Thursday, July 10, 2014

Fishing on Mars

The year is 2050. The location is Mars. Humans have just finished setting up their first colony on the Red Planet. Mission Control (MC) gets the following phone call from Vermilion Base (VB).


VB: "This is Wild Bill.  Can I talk to the guy who sent us fish for the fish farm?"
MC: "You've got him. What can I do for you?"
VB: "First of all, I want to thank you for deciding to send us walleyes. They're the best-eating fish in the world, well, two worlds now. I'm just wondering why you didn't send us more big fish? We've been following our planned schedule of one fish meal a week and after only a few months there's only a couple of big ones left."
MC: "What happened to the others?"
VB: "Well, we ate them, of course. There was a lot of meat on those big suckers but now they're nearly gone and we've nothing left but lots of smaller ones."
MC: "Are you saying you killed the breeders?"
VB: "I don't know about the 'breeders.' We ate the biggest ones, naturally."
MC: "Oh my God, you killed the breeders!"
VB: "I didn't kill them; I caught them on a rod and reel I brought from home. Sure, I'm just fishing in a tank here but it still takes some skill to bring in a 10-pound 'eye on a jig with only six-pound test."
MC: "I can't believe it. You killed the breeders!"
VB: "Would you quit saying that? I did nothing wrong. Why, I even had my picture in the colony newsletter."
MC: "Was the headline: 'Dumb-ass kills breeding stock'?"

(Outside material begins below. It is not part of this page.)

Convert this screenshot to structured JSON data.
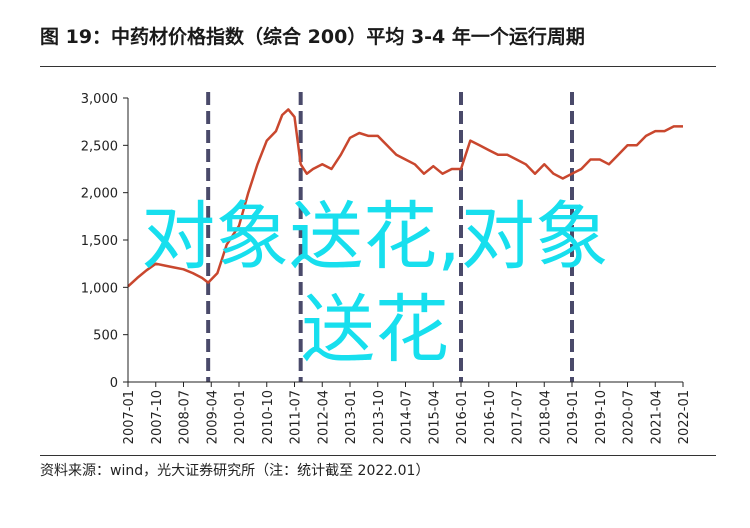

VB: "Hey! Watch it! No, the headline was 'We eat good tonight'"
MC: "Well, the sub-heading should have read 'And now we starve for the next several years'"
VB: "If we starve it's because you didn't send enough big ones!"
MC: "Wild Bill -- why are you called that anyway? -- what is your mission specialty?"
VB: "I'm 'Wild' Bill because I'm good in the wilds. I always 'bring home the bacon.' And my mission specialty is artificial intelligence."
MC: "Yeah, there's a surprise. Look 'Wild' if you had eaten the smaller fish, then the breeders -- the big ones, as you put it -- would have been producing more eggs, more fish, year after year, by the hundreds of thousands while the smaller ones were growing larger. You only had to let one per cent of the juveniles -- the little ones -- grow to maturity to produce a self-sustaining population. You would have had fish for the colony forever. But instead, you ate the one per cent that really mattered. You ate the breeders! And why? Because they had a 'lot of meat on them' and to get your picture in the paper!"
VB: "Well the little ones will do the same thing, right? It's only fair to let them have a chance to do the 'horizontal mambo' and let nature take its course."
MC: "That's right. We sent you fish in a year-long spaceship ride just so you could be 'fair' to them. You killed the breeders, for cripes sake! Here's what is fair: now you will need to wait two or three years for the 'little ones' to reach maturity. That's when they'll do, what did you call it, the HORIZONTAL MAMBO! Until then, no more fish meals for you or the rest of the colonists!"
VB: "Jeez, I don't see why you are so sore about this. I mean it was only human nature to eat the big ones. They had a lot of meat on them, after all."
MC: "Bill! Bill! Why are humans colonizing other planets?"
VB: "Well, you know, because there isn't enough food on Earth any more, basically."
MC: "Yeah. And we thought we would be different on another planet. Goodbye, Wild Bill."